Cap and Dagger
by Patrick McCullough | published Sep. 9th, 2021
On Feb. 7, 1991, then President of RIT Merle Richard Rose took a four-month sabbatical from RIT to work on a confidential assignment in Washington, D.C.
This event led to an investigation that revealed deep ties between RIT and the Central Intelligence Agency (CIA).
The RIT-CIA Chronicle
On May 16, 1991, the Democrat and Chronicle published the first in a series of investigative articles written by Jennifer Hyman.
The article discussed the RIT Research Corporation (RITRC) founded in 1980 as a for-profit subsidiary of the university that conducted proprietary research. Although the corporation was legally separate from RIT, it was staffed entirely by university faculty and students.
According to Hyman, the CIA had funneled several million dollars to the university and the RITRC. The university at the time had past ties with the CIA, which centered around the Center for Imaging Science.
The alleged CIA-sponsored research ranged from the extraction of intelligence from satellite images to document reproduction projects. Sources familiar with the project claimed it involved research into producing forged documents that were harder to detect.
Another article covered an alleged agreement brokered by Rose between RIT and the CIA. The document, known as the 1985 Memorandum of Agreement, revealed just how much influence the CIA had over educational programs at RIT.
In the memorandum, the CIA agreed to pay the salaries of members of the RITRC, so long as their work was deemed to directly benefit the agency. The CIA also provided “seed money,” money used to attract other government or industry bodies, to develop a “valuable source of trained individuals.”
CIA activity was not limited to financial support. The memorandum also dictated that the Center for Imaging Science was to set a curriculum that was “responsive” to the technical specialties useful to the CIA.
On May 28, 1991, Rose announced the appointment of a “blue-ribbon” commission to investigate RIT’s links to the CIA.
After a series of protests questioning the bias of the commission, the blue-ribbon panel was replaced with a review panel composed of trustees, faculty, students and alumni.
The university hired Monroe H. Freedman, a professor of legal ethics at Hofstra University Law School, to serve as an independent “senior fact finder,” in the ongoing probe.
The panel’s findings were released to the public after a four-month investigation.

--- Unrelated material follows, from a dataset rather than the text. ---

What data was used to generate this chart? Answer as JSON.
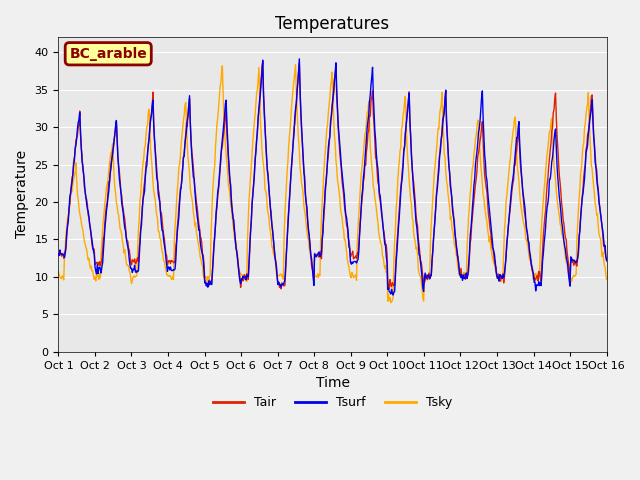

The report concluded that RIT’s ties to the CIA were tighter than the administration of the time was willing to admit.
The panel concluded that the 1985 Memorandum of Agreement — which had been dismissed by Rose as nothing more than a draft — effectively described RIT’s relationship with the CIA.
The investigation also found that Rose had repeatedly misled the school about the nature of his work. By then, Rose had already announced his resignation.
There is no doubt that during his time as president, Rose broadened the the influence and reputation of RIT. Rose's role in growing RIT into a center for research has been largely overshadowed by the entities that funded it.
With Rose's passing on April 10, 2021, the university is left to wonder how much of his legacy survives him.